Литература Беларуси раздроблена. В оправдание ситуации можно сказать, что сейчас на всем постсоветском пространстве нет "большой" литературы. Может быть, это время постмодерна такое, и что-то произошло в глобальных мировых идеях. Потерян некий смысл, и единственные энергии, которые работают сегодня, это национальные идеи. Но, по-моему, это идеи прошлого века.
- Насколько верно утверждение, что белорусская литература только та, которая пишется на белорусском языке?
- Скажу о себе. Я не занимаюсь историей только Беларуси или белорусского самосознания. Я пишу историю советской утопии. Утопия говорила на русском языке, и я не представляю, как мои книги можно было написать на белорусском языке. Всегда говорю, что я человек русской культуры. Без Достоевского, Толстого, Чехова я была бы другим человеком, и книги мои были бы другие.
У белорусской литературы совершенно другой захват. У нее до сих пор главный герой - это полуправдивый образ крестьянства, которого уже на самом деле нет, или попытка городского исследования, но оно только повторяет идеи русской литературы.
Что касается того, кто чей, то для меня после Чернобыля мир смотрится совершенно иначе. Я испытала другие чувства, когда ты понимаешь, что ты - не белорус, не украинец, не русский, а представитель биологического вида, который может исчезнуть.
Ты - человек на этой земле. Это и есть философия будущего. А вся эта философия крестьянского выгона, когда пастухи пасут коров и определяют, кто свой, а кто не свой. Конечно, язык - это важно. Но мы живем на развалинах империи, которой не существует только 20 лет.
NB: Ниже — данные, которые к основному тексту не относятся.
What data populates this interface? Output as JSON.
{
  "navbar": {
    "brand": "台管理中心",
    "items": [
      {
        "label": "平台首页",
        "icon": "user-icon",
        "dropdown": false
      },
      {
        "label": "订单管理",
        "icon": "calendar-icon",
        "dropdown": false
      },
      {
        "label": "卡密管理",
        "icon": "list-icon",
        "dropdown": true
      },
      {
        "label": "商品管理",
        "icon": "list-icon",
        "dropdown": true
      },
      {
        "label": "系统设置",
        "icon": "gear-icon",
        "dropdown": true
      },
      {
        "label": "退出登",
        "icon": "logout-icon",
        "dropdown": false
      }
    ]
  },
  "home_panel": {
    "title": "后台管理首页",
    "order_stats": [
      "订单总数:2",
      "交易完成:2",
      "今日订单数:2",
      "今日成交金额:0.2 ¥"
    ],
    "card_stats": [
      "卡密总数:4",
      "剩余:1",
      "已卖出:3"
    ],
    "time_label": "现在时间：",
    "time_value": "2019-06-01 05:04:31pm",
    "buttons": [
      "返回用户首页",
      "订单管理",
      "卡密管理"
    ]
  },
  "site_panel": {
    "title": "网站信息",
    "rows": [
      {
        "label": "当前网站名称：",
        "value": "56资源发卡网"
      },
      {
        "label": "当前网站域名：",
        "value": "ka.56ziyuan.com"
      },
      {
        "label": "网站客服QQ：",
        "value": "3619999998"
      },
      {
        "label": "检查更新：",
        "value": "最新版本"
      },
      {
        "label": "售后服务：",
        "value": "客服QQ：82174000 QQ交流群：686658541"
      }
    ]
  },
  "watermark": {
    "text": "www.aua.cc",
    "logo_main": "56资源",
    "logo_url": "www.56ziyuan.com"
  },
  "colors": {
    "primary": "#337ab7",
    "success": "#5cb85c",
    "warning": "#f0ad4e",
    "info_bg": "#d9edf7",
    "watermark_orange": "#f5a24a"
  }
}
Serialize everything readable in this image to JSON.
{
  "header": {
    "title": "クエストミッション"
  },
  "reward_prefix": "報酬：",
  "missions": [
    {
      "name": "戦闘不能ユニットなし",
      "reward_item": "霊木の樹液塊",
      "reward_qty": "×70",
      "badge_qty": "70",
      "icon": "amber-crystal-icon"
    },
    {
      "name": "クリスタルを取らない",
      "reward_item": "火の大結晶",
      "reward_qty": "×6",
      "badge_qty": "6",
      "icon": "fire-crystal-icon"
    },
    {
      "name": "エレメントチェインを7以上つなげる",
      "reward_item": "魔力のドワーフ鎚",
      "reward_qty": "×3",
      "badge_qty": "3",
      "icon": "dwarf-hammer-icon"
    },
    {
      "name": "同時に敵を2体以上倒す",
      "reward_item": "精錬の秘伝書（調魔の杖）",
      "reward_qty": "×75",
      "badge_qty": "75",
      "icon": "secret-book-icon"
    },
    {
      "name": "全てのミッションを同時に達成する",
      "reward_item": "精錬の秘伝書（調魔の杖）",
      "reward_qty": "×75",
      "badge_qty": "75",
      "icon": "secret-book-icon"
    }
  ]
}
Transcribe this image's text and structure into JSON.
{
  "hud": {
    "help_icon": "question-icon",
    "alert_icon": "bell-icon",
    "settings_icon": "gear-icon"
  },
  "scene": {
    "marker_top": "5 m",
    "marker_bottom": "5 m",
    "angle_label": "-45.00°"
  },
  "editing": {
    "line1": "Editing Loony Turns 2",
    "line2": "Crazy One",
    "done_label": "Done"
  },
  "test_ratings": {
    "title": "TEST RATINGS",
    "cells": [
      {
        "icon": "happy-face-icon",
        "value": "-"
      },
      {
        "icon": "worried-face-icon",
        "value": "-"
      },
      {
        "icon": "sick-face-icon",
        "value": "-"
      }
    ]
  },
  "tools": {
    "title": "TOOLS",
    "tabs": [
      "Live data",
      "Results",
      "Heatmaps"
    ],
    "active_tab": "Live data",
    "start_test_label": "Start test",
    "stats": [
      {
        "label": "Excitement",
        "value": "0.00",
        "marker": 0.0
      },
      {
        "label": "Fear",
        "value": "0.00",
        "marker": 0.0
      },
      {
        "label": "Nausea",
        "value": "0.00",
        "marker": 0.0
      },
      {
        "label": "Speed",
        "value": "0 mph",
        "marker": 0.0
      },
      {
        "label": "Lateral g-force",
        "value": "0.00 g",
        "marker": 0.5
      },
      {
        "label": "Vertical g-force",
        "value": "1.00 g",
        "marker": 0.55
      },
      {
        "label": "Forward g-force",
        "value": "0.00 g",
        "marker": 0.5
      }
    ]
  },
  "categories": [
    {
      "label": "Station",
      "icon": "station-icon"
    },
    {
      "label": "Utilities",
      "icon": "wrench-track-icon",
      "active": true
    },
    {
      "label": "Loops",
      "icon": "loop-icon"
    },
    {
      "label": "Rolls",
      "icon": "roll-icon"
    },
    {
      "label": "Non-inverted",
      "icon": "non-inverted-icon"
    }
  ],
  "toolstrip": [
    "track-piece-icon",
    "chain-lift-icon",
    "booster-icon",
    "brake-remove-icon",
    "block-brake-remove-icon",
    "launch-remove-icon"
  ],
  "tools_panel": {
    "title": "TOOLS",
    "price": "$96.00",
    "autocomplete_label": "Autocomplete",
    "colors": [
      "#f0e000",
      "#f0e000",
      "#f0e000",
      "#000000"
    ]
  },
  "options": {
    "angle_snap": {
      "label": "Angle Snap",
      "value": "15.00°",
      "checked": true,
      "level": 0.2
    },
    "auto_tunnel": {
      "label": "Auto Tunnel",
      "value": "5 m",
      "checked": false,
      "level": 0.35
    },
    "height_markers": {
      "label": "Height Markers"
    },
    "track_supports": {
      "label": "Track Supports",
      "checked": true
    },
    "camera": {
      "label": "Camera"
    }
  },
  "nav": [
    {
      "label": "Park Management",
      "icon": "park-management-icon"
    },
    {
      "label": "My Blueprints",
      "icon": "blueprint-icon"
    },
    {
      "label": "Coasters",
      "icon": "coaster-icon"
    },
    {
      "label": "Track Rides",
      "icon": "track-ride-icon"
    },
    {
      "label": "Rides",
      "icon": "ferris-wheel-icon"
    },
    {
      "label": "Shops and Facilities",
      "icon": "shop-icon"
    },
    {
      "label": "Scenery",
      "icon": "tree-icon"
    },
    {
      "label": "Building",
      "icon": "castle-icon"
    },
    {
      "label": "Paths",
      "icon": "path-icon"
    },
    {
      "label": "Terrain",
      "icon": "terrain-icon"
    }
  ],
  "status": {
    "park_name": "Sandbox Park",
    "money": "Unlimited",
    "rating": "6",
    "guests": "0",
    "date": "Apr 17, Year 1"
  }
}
Я думаю, что идущие сегодня процессы гораздо сложней, а все эти обиды - это давно прошедший этап.
- Над чем вы работаете, о чем сейчас пишете?
- Сейчас я заканчиваю свою пятую книгу, она называется "Время "Сэконд-хэнд. Конец красного человека". 30 лет я пишу историю "красной цивилизации". Это был страшный опыт, который в начале был красивой идеей. Но оказалось, что свободный человек, который получился, еще страшнее раба на галерах. Из этого столько всего вылезло.
И я пытаюсь исследовать этого постсоветского человека, который живет на этих обломках империи. В Беларуси Лукашенко задержал развитие, и человек здесь, в отличие от России, еще абсолютно полусоветский.
Я пытаюсь исследовать массовое сознание: какими мы были, когда начинали перестройку, во что мы верили, за что мы любили Горбачева, за что разлюбили. Интересны процессы, как люди, оставшись один на один со своим опытом, когда за них никто не отвечает, переживают это, и с чем они сегодня остались. Я думаю, время проклятий закончилось, и настало время осмысления.
- Ваши книги переиздавались многотысячными тиражами в разных странах мира, печатают ли их в Беларуси?
- Год назад, когда Лукашенко начал заигрывать с Европой, мне разрешили приехать на книжную выставку в Беларусь. Я была рада, а люди стояли больше часа в очереди за автографами. Но это вызвало бешенство у чиновников и представителей альтернативного Союза писателей.
Сегодня мои книги издают в России, там вышел 4-томник на русском языке, их привозят в Беларусь. А в Беларуси меня не издают, никто не рискует издавать. Есть проблема также с распространением. Как сделать, чтобы книга дошла до читателей? Например, я, получив гонорар, сама купила книги 4-томника, привезла в Беларусь и раздавала в библиотеки. Я очень хочу, чтобы меня читали дома, а не только в Европе, где вышло более сотни изданий.